Hi there,

I want to generate NGS data to do some test and benchmark in both germline and somatic variant calling. I've read a lot of papers about different tools and different tools benchmarks but I want to know your feedback. After reading the papers, I have chosen two tools: VarSim and BAMSurgeon.

• BAMSurgeon uses pre-existing BAM files and adds new variants to them. It's has been widely used in DREAM challenge for testing variant calling algorithms so I assume that it works really nice. Using pre-existing BAM files, the advantage is that you can real data and then introduce new variants for the benchmarking.
• For other hand, VarSim is able to generate read files taking as input a reference genome and a set of variants. All the data here is purely simulated (well, the variants can be random or previously described ones), and the advantage is that you can somehow control different types of error (like sequencing errors and so on). And also, having fastq files it is possible to test a full pipeline of Alignment+Variant_calling workflow.

At the end, What I would like to have is set of tumor/normal pair fastq files, with a true.vcf dataset, and then be able to play and adjust different parameters like: _clonality, heterogeneity, contamination, sequencing error.._

Sorry if the question is too open or wide. I'd like to receive suggestions and personal experiences about the best way to generate this kind of data. If its specific por Exome/Target sequencing would be even better.

Thank you in advance,

For somatic SV simulation, I'm yet to find a tool that can generate realistic data. The problem with simulating reads from the reference genome is that you present your variant caller with much easier problem that actual data. Real data is much messier (especially for repetitive sequence) and by simulating reads from the reference you will overestimate your variant callers' performance.
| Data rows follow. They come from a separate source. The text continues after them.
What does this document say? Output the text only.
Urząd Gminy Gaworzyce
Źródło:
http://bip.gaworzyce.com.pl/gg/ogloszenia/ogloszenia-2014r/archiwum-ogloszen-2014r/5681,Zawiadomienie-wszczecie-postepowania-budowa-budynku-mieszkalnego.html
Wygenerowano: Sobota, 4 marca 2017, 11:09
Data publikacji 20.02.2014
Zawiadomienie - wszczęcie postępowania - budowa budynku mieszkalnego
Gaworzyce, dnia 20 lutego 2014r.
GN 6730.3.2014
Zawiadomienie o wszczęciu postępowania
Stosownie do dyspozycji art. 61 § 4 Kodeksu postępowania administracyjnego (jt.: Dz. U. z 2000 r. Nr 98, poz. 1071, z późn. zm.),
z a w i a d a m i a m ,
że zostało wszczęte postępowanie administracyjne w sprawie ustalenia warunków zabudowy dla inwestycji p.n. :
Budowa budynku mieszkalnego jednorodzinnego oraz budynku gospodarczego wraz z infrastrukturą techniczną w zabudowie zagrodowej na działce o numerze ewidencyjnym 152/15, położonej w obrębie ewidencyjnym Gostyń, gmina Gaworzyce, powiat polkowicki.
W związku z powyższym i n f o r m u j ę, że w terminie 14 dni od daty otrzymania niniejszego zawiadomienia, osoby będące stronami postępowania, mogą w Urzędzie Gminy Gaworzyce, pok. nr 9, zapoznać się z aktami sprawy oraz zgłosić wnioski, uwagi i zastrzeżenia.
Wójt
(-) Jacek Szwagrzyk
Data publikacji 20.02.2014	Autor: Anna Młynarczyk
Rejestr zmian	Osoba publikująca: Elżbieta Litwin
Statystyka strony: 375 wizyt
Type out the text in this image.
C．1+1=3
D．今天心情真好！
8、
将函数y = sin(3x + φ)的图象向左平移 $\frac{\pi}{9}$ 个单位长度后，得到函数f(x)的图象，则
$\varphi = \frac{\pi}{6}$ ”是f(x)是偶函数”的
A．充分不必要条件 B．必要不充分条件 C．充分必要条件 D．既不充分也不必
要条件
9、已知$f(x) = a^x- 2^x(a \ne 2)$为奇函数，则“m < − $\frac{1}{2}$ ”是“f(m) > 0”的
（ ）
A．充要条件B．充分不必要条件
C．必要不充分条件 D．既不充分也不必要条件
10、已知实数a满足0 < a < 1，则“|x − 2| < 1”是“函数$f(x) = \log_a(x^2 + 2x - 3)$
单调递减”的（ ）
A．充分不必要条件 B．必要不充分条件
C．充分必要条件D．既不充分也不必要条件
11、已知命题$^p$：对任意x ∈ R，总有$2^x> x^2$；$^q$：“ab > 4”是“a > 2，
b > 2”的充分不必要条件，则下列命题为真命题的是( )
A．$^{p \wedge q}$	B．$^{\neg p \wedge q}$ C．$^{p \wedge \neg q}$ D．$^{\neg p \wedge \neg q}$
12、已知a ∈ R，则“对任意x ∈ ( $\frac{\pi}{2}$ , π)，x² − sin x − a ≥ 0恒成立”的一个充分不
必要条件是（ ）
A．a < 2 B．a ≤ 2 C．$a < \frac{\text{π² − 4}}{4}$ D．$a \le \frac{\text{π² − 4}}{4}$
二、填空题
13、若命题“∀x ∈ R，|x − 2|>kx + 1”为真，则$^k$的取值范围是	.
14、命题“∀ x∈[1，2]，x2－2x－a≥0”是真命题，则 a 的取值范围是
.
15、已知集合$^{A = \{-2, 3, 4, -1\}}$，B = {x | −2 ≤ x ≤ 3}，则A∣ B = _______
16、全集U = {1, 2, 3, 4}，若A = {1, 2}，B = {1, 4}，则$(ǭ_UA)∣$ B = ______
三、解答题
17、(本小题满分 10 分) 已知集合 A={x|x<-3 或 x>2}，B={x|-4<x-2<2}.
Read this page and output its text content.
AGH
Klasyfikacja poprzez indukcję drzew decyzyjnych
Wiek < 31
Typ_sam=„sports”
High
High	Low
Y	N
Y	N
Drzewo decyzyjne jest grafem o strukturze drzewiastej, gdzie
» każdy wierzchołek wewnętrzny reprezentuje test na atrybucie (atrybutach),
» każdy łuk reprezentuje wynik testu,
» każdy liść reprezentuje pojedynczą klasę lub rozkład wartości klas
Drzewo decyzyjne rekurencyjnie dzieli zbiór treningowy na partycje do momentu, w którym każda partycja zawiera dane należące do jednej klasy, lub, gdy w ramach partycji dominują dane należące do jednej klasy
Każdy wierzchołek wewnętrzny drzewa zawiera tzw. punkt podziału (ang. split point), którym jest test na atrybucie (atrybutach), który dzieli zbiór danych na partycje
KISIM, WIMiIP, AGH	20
BAMSurgeon probably comes the closest to realistic data since it using existing sequencing data, but the types of SV events it can simulate are very limited and it does not handle some important classes of cancer driver mutations such as inter-chromosomal gene fusions. Additionally, the alignment-based event insertion approach taken by BAMSurgeon is not appropriate for repetitive regions as the BAMSurgeon approach assumes that the reads originating from the region that the event is to be simulated are correctly mapped to that region.

That said, I've used ART for SV simulation off hg19 but as you can see from my benchmarking results (http://shiny.wehi.edu.au/cameron.d/sv_benchmark/ ), ROC curves for the simulated variants are vastly better than the ROC curves for real data. The simulations are useful for determining best-case variant caller performance (eg the smallest event size detectable by SV caller X), but should not be taken as reflecting performance on actual data.

These issues may be less problematic for SNV and small indel variants.

Here is a recent paper that reviews different NGS read simulators. I think the decision tree figure is useful.

I had a related question and ended up using ART.